Jo Williams, group chief executive of Shrewsbury and Telford Hospital NHS Trust, where 2,000 patients have had the test, said: “This new test could revolutionise the entire colon cancer diagnostic pathway and have a huge impact on our patients. It will make it a more comfortable experience for patients, particularly for those who find tests and a healthcare setting a stressful experience. If successful, the test could lead to a reduction in the number of patients requiring a colonoscopy and cancer could be diagnosed at an earlier stage.”
Hugo Lywood, chief executive of Origin Sciences, said in future the company’s device could be used to test for several cancers at once. It could also be used to vastly improve the bowel cancer screening programme, in which everyone aged 50 to 74 is offered an at home test every two years assessing blood in the stool. “The screening programme only picks up 10 per cent of all cases of colorectal cancer in the UK,” said Lywood. The remainder are picked up when symptoms arise, typically once the disease has advanced.
Lywood attributed this to the low sensitivity of the faecal screening test sent through the post, which is set low so the NHS is not overwhelmed by demand for colonoscopies.
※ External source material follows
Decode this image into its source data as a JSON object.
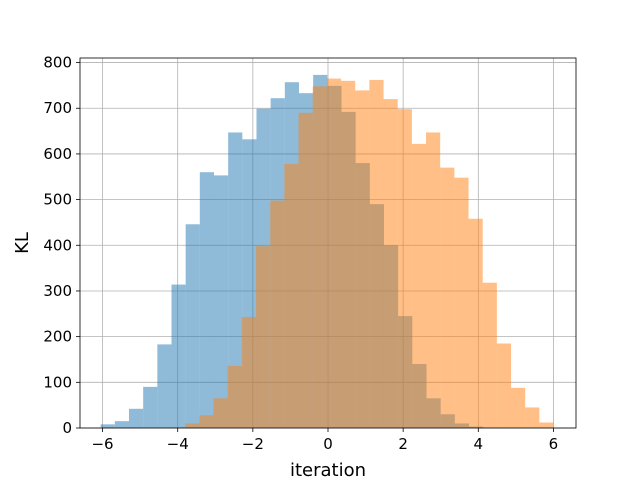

If Oricol were used as an interim test, to confirm the faecal test findings but before colonoscopy, the sensitivity of the initial test could be raised. “We think we could shift that 10 per cent of cases found through screening to 60 per cent,” Lywood said.
And because his test is good at picking up polyps or advanced adenomas, an early sign that cancer could be on the way, it could trigger early treatment. Lywood said: “In that case it becomes a cancer prevention tool.”